Have you ever calculated your limited company's profit for the year, only to find the tax bill is higher than you expected because of the way marginal relief works? That is the reality for many UK business owners now that corporation tax rates have diverged from the flat 19% that applied before April 2023.
For the 2025/26 tax year, the structure is straightforward at the extremes. Companies with annual profits of £50,000 or less pay the small profits rate of 19%. Those with profits above £250,000 pay the main rate of 25%. Between these thresholds, marginal relief applies, creating an effective rate that climbs from 19% to 25% as profits increase. A common mistake is assuming a flat 25% applies as soon as profits exceed £50,000, but that is wrong. A software company with £180,000 profit, for example, would pay an effective rate of approximately 23.6%, not 25%.
Corporation tax is due nine months and one day after your accounting period ends. For a company with a 31 December year end, the payment deadline is 1 October the following year. Larger companies with annual tax liabilities above £10,000 (typically profits over £1.5 million) must pay in quarterly instalments, but this affects very few SMEs.

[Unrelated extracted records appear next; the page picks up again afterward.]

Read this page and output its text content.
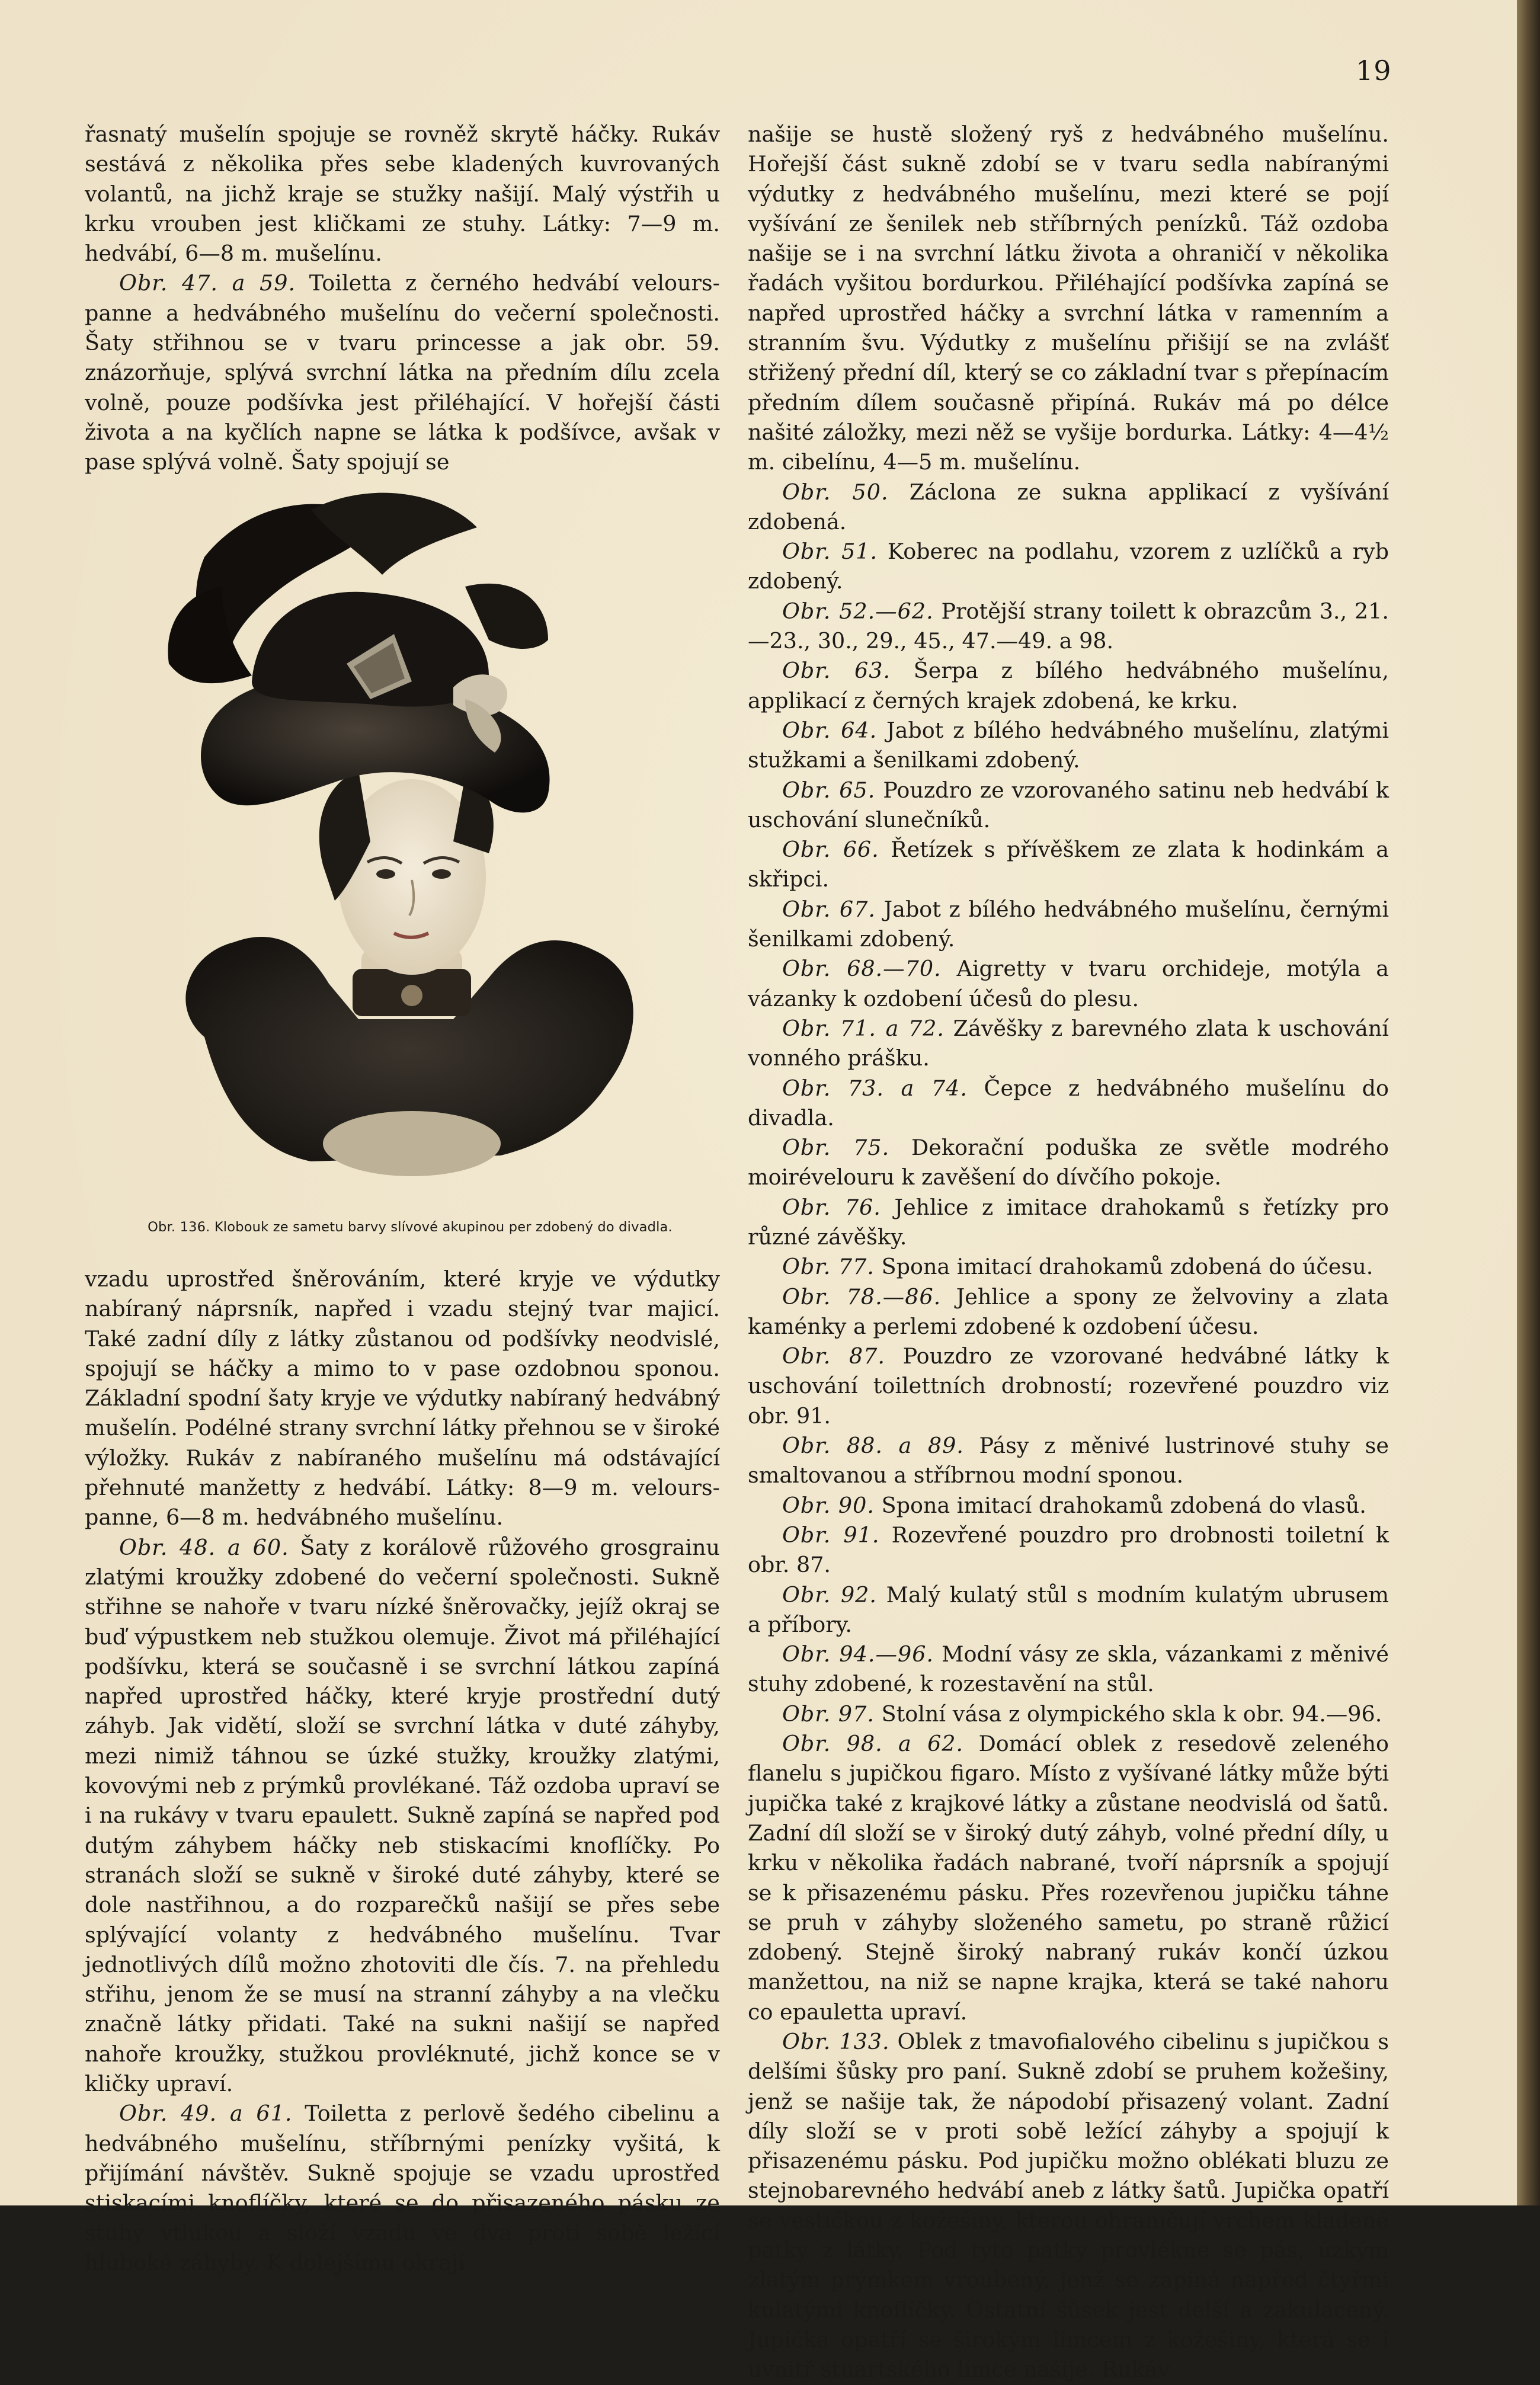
19

řasnatý mušelín spojuje se rovněž skrytě háčky. Rukáv sestává z několika přes sebe kladených kuvrovaných volantů, na jichž kraje se stužky našijí. Malý výstřih u krku vrouben jest kličkami ze stuhy. Látky: 7—9 m. hedvábí, 6—8 m. mušelínu.

Obr. 47. a 59. Toiletta z černého hedvábí velours-panne a hedvábného mušelínu do večerní společnosti. Šaty střihnou se v tvaru princesse a jak obr. 59. znázorňuje, splývá svrchní látka na předním dílu zcela volně, pouze podšívka jest přiléhající. V hořejší části života a na kyčlích napne se látka k podšívce, avšak v pase splývá volně. Šaty spojují se

Obr. 136. Klobouk ze sametu barvy slívové akupinou per zdobený do divadla.

vzadu uprostřed šněrováním, které kryje ve výdutky nabíraný náprsník, napřed i vzadu stejný tvar majicí. Také zadní díly z látky zůstanou od podšívky neodvislé, spojují se háčky a mimo to v pase ozdobnou sponou. Základní spodní šaty kryje ve výdutky nabíraný hedvábný mušelín. Podélné strany svrchní látky přehnou se v široké výložky. Rukáv z nabíraného mušelínu má odstávající přehnuté manžetty z hedvábí. Látky: 8—9 m. velours-panne, 6—8 m. hedvábného mušelínu.

Obr. 48. a 60. Šaty z korálově růžového grosgrainu zlatými kroužky zdobené do večerní společnosti. Sukně střihne se nahoře v tvaru nízké šněrovačky, jejíž okraj se buď výpustkem neb stužkou olemuje. Život má přiléhající podšívku, která se současně i se svrchní látkou zapíná napřed uprostřed háčky, které kryje prostřední dutý záhyb. Jak vidětí, složí se svrchní látka v duté záhyby, mezi nimiž táhnou se úzké stužky, kroužky zlatými, kovovými neb z prýmků provlékané. Táž ozdoba upraví se i na rukávy v tvaru epaulett. Sukně zapíná se napřed pod dutým záhybem háčky neb stiskacími knoflíčky. Po stranách složí se sukně v široké duté záhyby, které se dole nastřihnou, a do rozparečků našijí se přes sebe splývající volanty z hedvábného mušelínu. Tvar jednotlivých dílů možno zhotoviti dle čís. 7. na přehledu střihu, jenom že se musí na stranní záhyby a na vlečku značně látky přidati. Také na sukni našijí se napřed nahoře kroužky, stužkou provléknuté, jichž konce se v kličky upraví.

Obr. 49. a 61. Toiletta z perlově šedého cibelinu a hedvábného mušelínu, stříbrnými penízky vyšitá, k přijímání návštěv. Sukně spojuje se vzadu uprostřed stiskacími knoflíčky, které se do přisazeného pásku ze stuhy vtlukou a složí vzadu ve dva proti sobě ležící hluboké záhyby. K dolejšímu okraji

našije se hustě složený ryš z hedvábného mušelínu. Hořejší část sukně zdobí se v tvaru sedla nabíranými výdutky z hedvábného mušelínu, mezi které se pojí vyšívání ze šenilek neb stříbrných penízků. Táž ozdoba našije se i na svrchní látku života a ohraničí v několika řadách vyšitou bordurkou. Přiléhající podšívka zapíná se napřed uprostřed háčky a svrchní látka v ramenním a stranním švu. Výdutky z mušelínu přišijí se na zvlášť střižený přední díl, který se co základní tvar s přepínacím předním dílem současně připíná. Rukáv má po délce našité záložky, mezi něž se vyšije bordurka. Látky: 4—4½ m. cibelínu, 4—5 m. mušelínu.

Obr. 50. Záclona ze sukna applikací z vyšívání zdobená.

Obr. 51. Koberec na podlahu, vzorem z uzlíčků a ryb zdobený.

Obr. 52.—62. Protější strany toilett k obrazcům 3., 21.—23., 30., 29., 45., 47.—49. a 98.

Obr. 63. Šerpa z bílého hedvábného mušelínu, applikací z černých krajek zdobená, ke krku.

Obr. 64. Jabot z bílého hedvábného mušelínu, zlatými stužkami a šenilkami zdobený.

Obr. 65. Pouzdro ze vzorovaného satinu neb hedvábí k uschování slunečníků.

Obr. 66. Řetízek s přívěškem ze zlata k hodinkám a skřipci.

Obr. 67. Jabot z bílého hedvábného mušelínu, černými šenilkami zdobený.

Obr. 68.—70. Aigretty v tvaru orchideje, motýla a vázanky k ozdobení účesů do plesu.

Obr. 71. a 72. Závěšky z barevného zlata k uschování vonného prášku.

Obr. 73. a 74. Čepce z hedvábného mušelínu do divadla.

Obr. 75. Dekorační poduška ze světle modrého moirévelouru k zavěšení do dívčího pokoje.

Obr. 76. Jehlice z imitace drahokamů s řetízky pro různé závěšky.

Obr. 77. Spona imitací drahokamů zdobená do účesu.

Obr. 78.—86. Jehlice a spony ze želvoviny a zlata kaménky a perlemi zdobené k ozdobení účesu.

Obr. 87. Pouzdro ze vzorované hedvábné látky k uschování toilettních drobností; rozevřené pouzdro viz obr. 91.

Obr. 88. a 89. Pásy z měnivé lustrinové stuhy se smaltovanou a stříbrnou modní sponou.

Obr. 90. Spona imitací drahokamů zdobená do vlasů.

Obr. 91. Rozevřené pouzdro pro drobnosti toiletní k obr. 87.

Obr. 92. Malý kulatý stůl s modním kulatým ubrusem a příbory.

Obr. 94.—96. Modní vásy ze skla, vázankami z měnivé stuhy zdobené, k rozestavění na stůl.

Obr. 97. Stolní vása z olympického skla k obr. 94.—96.

Obr. 98. a 62. Domácí oblek z resedově zeleného flanelu s jupičkou figaro. Místo z vyšívané látky může býti jupička také z krajkové látky a zůstane neodvislá od šatů. Zadní díl složí se v široký dutý záhyb, volné přední díly, u krku v několika řadách nabrané, tvoří náprsník a spojují se k přisazenému pásku. Přes rozevřenou jupičku táhne se pruh v záhyby složeného sametu, po straně růžicí zdobený. Stejně široký nabraný rukáv končí úzkou manžettou, na niž se napne krajka, která se také nahoru co epauletta upraví.

Obr. 133. Oblek z tmavofialového cibelinu s jupičkou s delšími šůsky pro paní. Sukně zdobí se pruhem kožešiny, jenž se našije tak, že nápodobí přisazený volant. Zadní díly složí se v proti sobě ležící záhyby a spojují k přisazenému pásku. Pod jupičku možno oblékati bluzu ze stejnobarevného hedvábí aneb z látky šatů. Jupička opatří se vestičkou z kožešiny, kterou ohraničují vrchem kladené patky z látky. Pod tyto patky provlékne se pás, úzkým zlatým prýmkem vroubený, jenž se zapíná napřed čtyřmi kulatými knoflíčky. Ostatní šůsek jest delší a zakulacený. Jupička opatří se širokým límcem z kožešiny, která se i uvnitř stuartského límce našije. Rukáv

What catches many directors out is the interaction with director's loan accounts and overdrawn balances, which can trigger a separate Section 455 charge at 33.75% that sits alongside your corporation tax bill.
Allowable deductions remain generous. Salaries, employer pension contributions, rent, equipment, software, professional fees, and marketing costs are all deductible. Dividends paid to shareholders are not. The Annual Investment Allowance (AIA) stays at £1 million for 2025/26, giving full relief on most plant and machinery purchases, from computers to commercial vehicles. If your business undertakes qualifying research and development, the R&D tax credit regime can reduce your corporation tax liability or generate a cash repayment, even if you are loss-making.
Where this bites hardest is in cash flow forecasting. A manufacturing SME with £200,000 profit might expect a tax bill of £38,000 at 19% but actually owes closer to £47,000 after marginal relief. That £9,000 gap can be painful if you have not planned for it. Proper timing of capital purchases, salary and dividend extraction, and pension contributions can meaningfully reduce the effective rate you pay, but only if you model the numbers before the year end rather than after.